The world is a big place, and as much as we like to think we’ve gotten to the deepest depths of the Earth, we’ve only just scratched the surface. 

Deep down in the Guaymas Basin in the Gulf of California, a group of scientists from The University of Texas at Austin’s Marine Science Institute has uncovered nearly two dozen new kinds of microbes that have never been seen before. And it appears that these microbes have some pretty strong pollutant-eating powers.

Overview of sampling sites. In-situ photos of the three hydrothermal sampling sites (Vent1, Vent2, Vent3) and the non-hydrothermal background sediment, including Alvin dive and core number for the sediment cores that were used for DNA extraction and metagenomic analysis. White circle: spots where sediment cores were retrieved by push coring. For Vent1, three sediment cores were taken inside the yellow mat (4569_9), further outside in a white mat area (4569_2) and outside of the mat area (4569_4); next to each core a thermal logging probe was inserted into the sediment. At Vent2 and Vent3, one core each (4571_4 and 4488_9) was sampled. Metadata for all samples are summarized in Supplementary Data 1

“Beneath the ocean floor huge reservoirs of hydrocarbon gases — including methane, propane, butane, and others — exist now, and these microbes prevent greenhouse gases from being released into the atmosphere,” explains Brett Baker, assistant professor of marine science and primary investigator on the study.

Upon analyzing the deep-sea sediment gathered from 2,000 meters below the surface, the researchers recovered more than 500 genomes, 22 of which were completely new additions to the tree of life. “The tree of life is something that people have been trying to understand since Darwin came up with the concept over 150 years ago, and it’s still this moving target at the moment,” says Baker. “Trying to map the tree is really kind of crucial to understanding all aspects of biology.”

Part of Baker’s team’s work involves investigating interactions that occur between microbial communities and available nutrients taken from the environment.
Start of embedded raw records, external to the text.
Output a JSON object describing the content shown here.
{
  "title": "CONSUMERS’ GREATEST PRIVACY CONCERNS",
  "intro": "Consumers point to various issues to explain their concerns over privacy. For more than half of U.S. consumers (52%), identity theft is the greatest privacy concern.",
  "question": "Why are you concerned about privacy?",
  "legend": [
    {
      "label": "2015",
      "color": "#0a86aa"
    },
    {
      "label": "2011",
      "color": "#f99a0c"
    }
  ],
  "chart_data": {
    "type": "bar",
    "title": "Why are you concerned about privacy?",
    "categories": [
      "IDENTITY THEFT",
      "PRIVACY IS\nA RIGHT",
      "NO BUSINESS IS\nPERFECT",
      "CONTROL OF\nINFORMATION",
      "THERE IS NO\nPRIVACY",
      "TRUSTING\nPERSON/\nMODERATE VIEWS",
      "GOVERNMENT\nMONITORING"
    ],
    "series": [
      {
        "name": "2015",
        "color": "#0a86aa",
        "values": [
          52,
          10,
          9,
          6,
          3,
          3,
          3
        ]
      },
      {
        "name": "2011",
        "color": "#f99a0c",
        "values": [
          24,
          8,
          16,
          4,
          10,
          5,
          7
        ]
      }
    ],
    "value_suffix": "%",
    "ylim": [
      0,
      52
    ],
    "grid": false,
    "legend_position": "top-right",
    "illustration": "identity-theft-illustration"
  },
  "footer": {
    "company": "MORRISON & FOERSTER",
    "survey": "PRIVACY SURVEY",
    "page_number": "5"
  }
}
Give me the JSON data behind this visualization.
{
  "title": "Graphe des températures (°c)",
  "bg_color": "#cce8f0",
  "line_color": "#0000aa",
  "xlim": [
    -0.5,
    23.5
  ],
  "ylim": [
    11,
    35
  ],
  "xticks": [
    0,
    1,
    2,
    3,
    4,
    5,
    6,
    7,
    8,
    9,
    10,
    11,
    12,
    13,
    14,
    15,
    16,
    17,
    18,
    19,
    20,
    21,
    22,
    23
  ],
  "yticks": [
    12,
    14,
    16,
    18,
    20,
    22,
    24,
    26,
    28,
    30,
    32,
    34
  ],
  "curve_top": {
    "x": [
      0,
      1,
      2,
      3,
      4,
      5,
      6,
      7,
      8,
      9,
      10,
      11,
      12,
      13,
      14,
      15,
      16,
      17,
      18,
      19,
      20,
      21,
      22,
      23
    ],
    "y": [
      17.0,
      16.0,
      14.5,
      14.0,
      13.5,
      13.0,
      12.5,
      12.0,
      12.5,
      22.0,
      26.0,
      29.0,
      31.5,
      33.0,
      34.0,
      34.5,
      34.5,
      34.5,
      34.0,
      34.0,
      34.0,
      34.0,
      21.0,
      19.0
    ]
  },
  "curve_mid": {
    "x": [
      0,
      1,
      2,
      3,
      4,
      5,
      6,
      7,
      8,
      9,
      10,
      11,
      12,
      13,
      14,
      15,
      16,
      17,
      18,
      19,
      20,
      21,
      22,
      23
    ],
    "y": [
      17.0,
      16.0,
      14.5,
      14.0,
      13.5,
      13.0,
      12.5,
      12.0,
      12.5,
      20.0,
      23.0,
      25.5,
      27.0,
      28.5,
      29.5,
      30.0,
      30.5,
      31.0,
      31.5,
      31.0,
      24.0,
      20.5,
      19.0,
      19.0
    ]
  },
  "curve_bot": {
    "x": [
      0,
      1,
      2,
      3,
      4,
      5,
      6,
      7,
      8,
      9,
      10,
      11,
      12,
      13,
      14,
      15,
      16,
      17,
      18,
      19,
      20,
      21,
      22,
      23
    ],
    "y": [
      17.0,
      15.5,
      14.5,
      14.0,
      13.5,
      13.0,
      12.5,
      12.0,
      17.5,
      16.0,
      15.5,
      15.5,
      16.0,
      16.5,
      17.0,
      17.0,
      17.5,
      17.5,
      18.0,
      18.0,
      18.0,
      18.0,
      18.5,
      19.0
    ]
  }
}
The way in which they do this is by taking sediment and microbe samples and extracting the DNA from them. They then sequence the DNA in such a way that pieces together the individual genomes and gather from the data how these microbes consume various nutrients. 

The same submersible that found the Titanic, the Alvin, was employed to collect the microbe samples. “We think this is just the tip of the iceberg in terms of diversity in the Guaymas Basin,” says Baker. “So, we’re doing a lot more DNA sequencing to try and get a handle on how much more there is. This paper is really just our first hint at what these things are and what they are doing.”